Quotidiano Nazionale logo
20 apr 2022

Tambone: "A Trento partita spartiacque"

Vuelle verso la trasferta sulle Dolomiti: "Se vinciamo siamo salvi e possiamo sognare. Questa settimana ci ha dato tanta carica"

Tambone al tiro contro Belinelli: sabato mattina ha avuto il classico colpo della strega, ma ha voluto giocare lo stesso
Tambone al tiro contro Belinelli: sabato mattina ha avuto il classico colpo della strega, ma ha voluto giocare lo stesso
Tambone al tiro contro Belinelli: sabato mattina ha avuto il classico colpo della strega, ma ha voluto giocare lo stesso

Tambone, prima di tutto come sta?

"Mi sono incriccato con la schiena sabato mattina, prima della partita contro la Virtus. Ho fatto un sacrificio decidendo di scendere in campo, perché già non c’era Sanford e gli esterni bolognesi sono tanti e grossi. Ora va meglio, le terapie stanno funzionando".

Come descriverebbe la settimana appena conclusa?

"La più emozionante da quando vesto questa maglia, insieme a quella delle Final Eight 2021 a Milano. Ma lì non c’era il pubblico e fa tutta la differenza del mondo".

L’episodio che ti rimarrà nel cuore?

"Vedere mio padre che fa invasione di campo dopo la vittoria con la Fortitudo e viene a saltare con noi e i nostri tifosi in mezzo al campo".

L’amore del pubblico è scoppiato di nuovo in modo fragoroso: lo avvertite?

"Sì, nelle ultime due il tifo è stato travolgente, direi quasi affettuoso. Spero che sia anche merito nostro e del nostro modo di lottare, la gente si immedesima se combatti".

Vi sentite al sicuro ora?

"Ancora non lo siamo dal punto di vista matematico ma sapevamo che in quella settimana dovevano prenderci due se non quattro punti e ce li siamo presi. A Trento sarà una partita spartiacque: se vinciamo non solo la salvezza è certa, ma possiamo lanciarci verso i playoff. Se perdiamo, dovremo stare all’erta nelle ultime due, a meno che qualche risultato non venga a nostro favore.
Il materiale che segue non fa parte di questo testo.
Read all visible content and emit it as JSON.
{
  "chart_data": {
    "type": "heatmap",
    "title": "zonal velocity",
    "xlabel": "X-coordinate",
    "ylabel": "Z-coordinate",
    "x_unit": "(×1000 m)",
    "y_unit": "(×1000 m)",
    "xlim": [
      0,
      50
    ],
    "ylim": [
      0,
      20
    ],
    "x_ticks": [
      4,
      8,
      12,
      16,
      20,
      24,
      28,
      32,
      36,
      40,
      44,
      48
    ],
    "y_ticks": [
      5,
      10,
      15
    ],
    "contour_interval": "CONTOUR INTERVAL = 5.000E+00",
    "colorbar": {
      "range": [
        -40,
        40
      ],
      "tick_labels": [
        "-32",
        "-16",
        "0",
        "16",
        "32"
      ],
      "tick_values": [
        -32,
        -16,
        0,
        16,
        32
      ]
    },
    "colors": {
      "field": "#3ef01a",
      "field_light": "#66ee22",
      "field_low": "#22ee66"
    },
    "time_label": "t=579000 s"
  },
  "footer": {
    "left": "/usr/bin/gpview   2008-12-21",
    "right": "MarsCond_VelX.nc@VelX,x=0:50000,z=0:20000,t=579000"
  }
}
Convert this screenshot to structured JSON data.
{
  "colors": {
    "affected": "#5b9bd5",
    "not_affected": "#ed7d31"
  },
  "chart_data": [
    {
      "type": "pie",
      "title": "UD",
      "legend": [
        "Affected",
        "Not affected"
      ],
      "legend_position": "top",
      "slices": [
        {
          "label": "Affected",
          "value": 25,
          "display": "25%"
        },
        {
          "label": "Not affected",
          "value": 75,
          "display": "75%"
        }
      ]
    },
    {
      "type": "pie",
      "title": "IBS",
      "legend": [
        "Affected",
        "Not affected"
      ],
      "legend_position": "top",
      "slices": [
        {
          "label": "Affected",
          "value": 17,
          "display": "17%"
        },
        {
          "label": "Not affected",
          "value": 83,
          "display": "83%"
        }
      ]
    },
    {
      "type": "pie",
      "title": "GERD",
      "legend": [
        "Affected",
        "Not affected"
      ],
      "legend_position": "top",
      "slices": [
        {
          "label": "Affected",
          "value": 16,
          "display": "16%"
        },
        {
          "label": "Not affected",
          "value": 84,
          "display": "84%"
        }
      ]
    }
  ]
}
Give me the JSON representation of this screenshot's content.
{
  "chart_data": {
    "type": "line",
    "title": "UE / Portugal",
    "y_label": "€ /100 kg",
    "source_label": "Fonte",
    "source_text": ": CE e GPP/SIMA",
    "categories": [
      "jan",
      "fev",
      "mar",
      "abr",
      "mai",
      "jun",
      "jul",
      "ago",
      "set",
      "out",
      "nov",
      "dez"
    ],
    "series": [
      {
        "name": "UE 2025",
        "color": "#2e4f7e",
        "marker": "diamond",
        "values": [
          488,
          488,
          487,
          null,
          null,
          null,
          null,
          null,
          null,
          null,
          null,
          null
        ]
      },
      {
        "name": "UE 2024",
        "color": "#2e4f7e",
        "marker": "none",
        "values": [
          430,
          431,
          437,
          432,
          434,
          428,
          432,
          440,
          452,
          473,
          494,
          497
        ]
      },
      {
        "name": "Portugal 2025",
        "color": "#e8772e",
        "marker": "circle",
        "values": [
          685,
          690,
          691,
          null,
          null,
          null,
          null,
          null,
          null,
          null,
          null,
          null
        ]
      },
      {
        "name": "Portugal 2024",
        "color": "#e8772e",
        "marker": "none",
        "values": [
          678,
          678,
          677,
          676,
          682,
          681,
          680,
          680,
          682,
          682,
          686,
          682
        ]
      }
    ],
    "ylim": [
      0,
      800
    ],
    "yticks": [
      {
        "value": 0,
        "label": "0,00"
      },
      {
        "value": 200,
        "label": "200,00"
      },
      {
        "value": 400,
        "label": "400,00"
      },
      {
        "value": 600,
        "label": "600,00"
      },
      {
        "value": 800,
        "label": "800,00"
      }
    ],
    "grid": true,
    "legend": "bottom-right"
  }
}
Ma vorremmo costruire da soli il nostro destino, quindi vincere a Trento sarebbe importante, ci darebbe slancio e morale per sognare".

La Dolomiti Energia è sempre un’avversaria scorbutica, perché?

"Allestiscono sempre un roster con grandi atleti e questo ci ha dato fastidio nella partita di andata, ma era una delle prime che dirigeva Banchi, quindi dovevamo ancora assestarci. Ora credo che saremo in grado di dargli fastidio pure noi".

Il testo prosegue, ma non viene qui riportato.